Financial magazine Global Finance has ranked the MSAR the third richest territory in the world, following only Qatar and Luxembourg, but being the richest on the Asian continent.
The publication’s recent top 100 list of ‘The Richest Countries in the World’ for 2016 is not only based upon a country or jurisdiction’s per capita – Gross Domestic Product – but also its purchasing power parity (PPP) ‘which factors in differing costs of living and relative inflation rates that impact upon the real buying power of residents.’
According to the report, the city’s GDP-PPP per capita value is estimated at 96,147 international dollars for last year, while that of Qatar and Luxembourg reached 129,726 and 101,936 international dollars, respectively.
‘Macau has rebounded on the back of a revival of its casinos and associated tourism,’ the publication notes.
Saying the city is ‘now back on the up’ following a slump of 26 months in the gaming industry, the publication believes the sector would expand following the recent opening of Wynn Palace and The Parisian Macao.
According to official data, Macau’s GDP per capita fell 2.78 per cent year-on-year to MOP554,619 (US$69,327) for 2016, a significant improvement from the decline of 23.9 per cent for 2015.
That followed the recovery of the city’s gaming industry from July 2016, which wrapped up the year with total gaming revenue of MOP223.2 billion, a decrease of 3.3 per cent year-on-year, as compared to that of 34.3 per cent in 2015.
‘In this very particular economy, GDP per capita remains one of the highest in the world,’ the publication concluded.
Rest on the list
Meanwhile, neighbouring SAR Hong Kong is ranked 12th richest with a GDP-PPP per capita value of 58,094 international dollars; Taiwan comes in 22nd with 47,790 international dollars; while China ranks 81st with 15,423 international dollars;
Singapore is the only other member from Asia on the top 10 richest list, with a GDP-PPP value of 87,082 international dollars, the fourth richest in the world.

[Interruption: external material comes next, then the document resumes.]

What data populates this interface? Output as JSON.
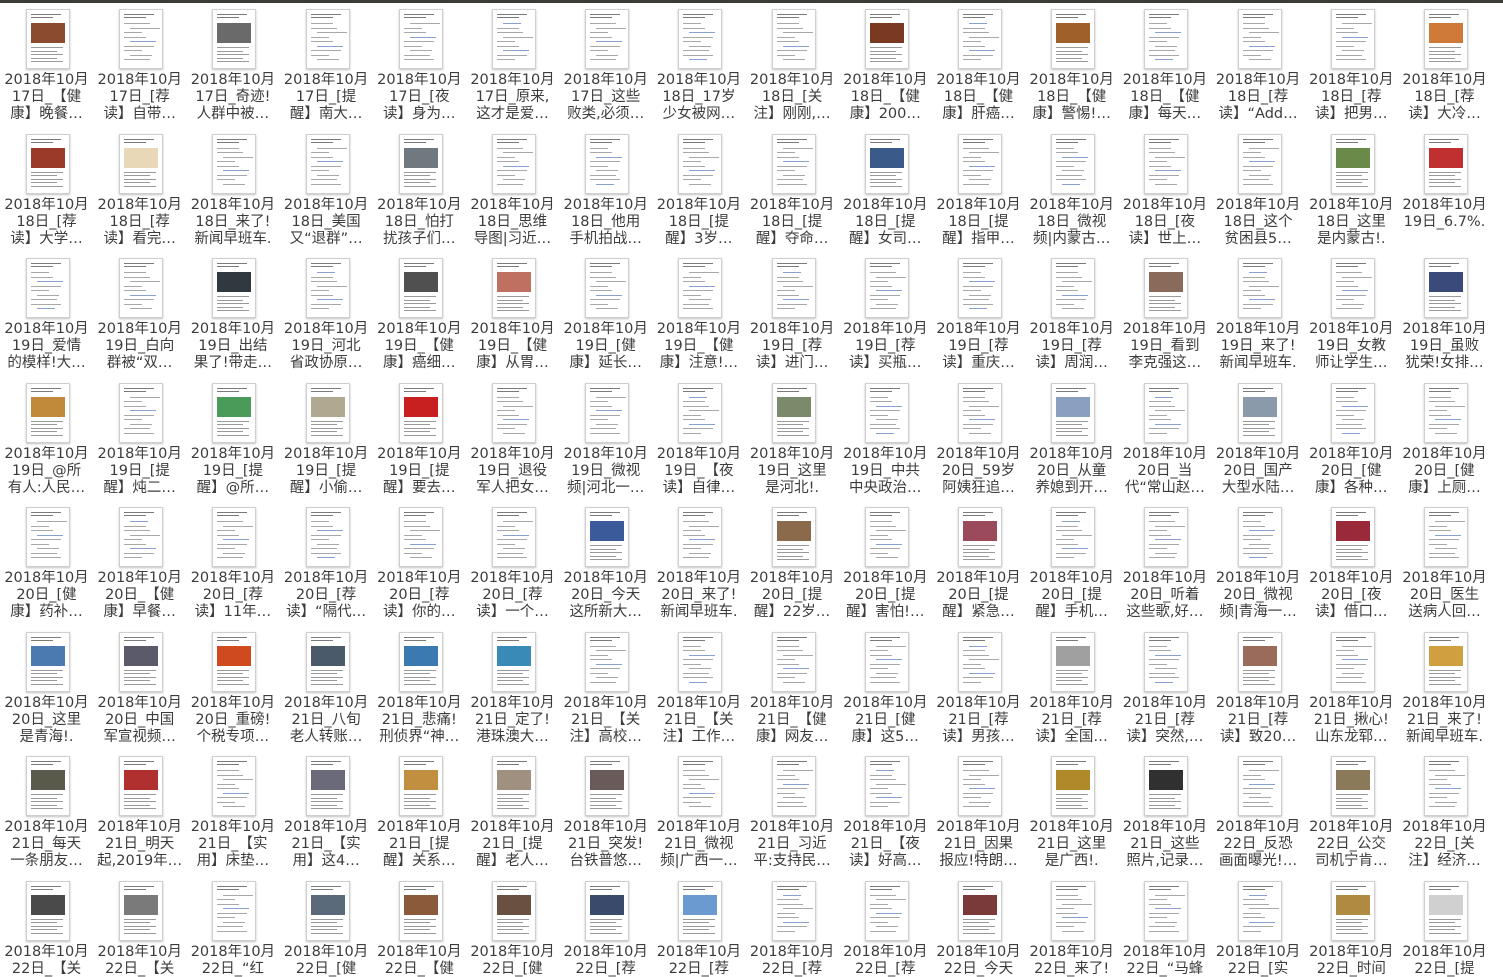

The remaining top 10 list entrants are, by order, Brunei Darussalam, Kuwait, Ireland, Norway, United Arab Emirates (UAE) and San Marino.
Noting the richness of gas puts Qatar at the richest position in the world – as with Norway and the UAE – the publication indicated ‘lower oil prices have meant that Qataris’ average income decreased by some $15,000 compared to what it had been in 2015,’ which is ‘in contrast to Norway and the UAE whose more diversified economies helped cushion them from international commodity price-swings.’
On the other hand, the report commented that Luxembourg and Singapore both benefit from having highly developed financial services sectors and relatively low tax rates, helping the countries attract global wealth flows.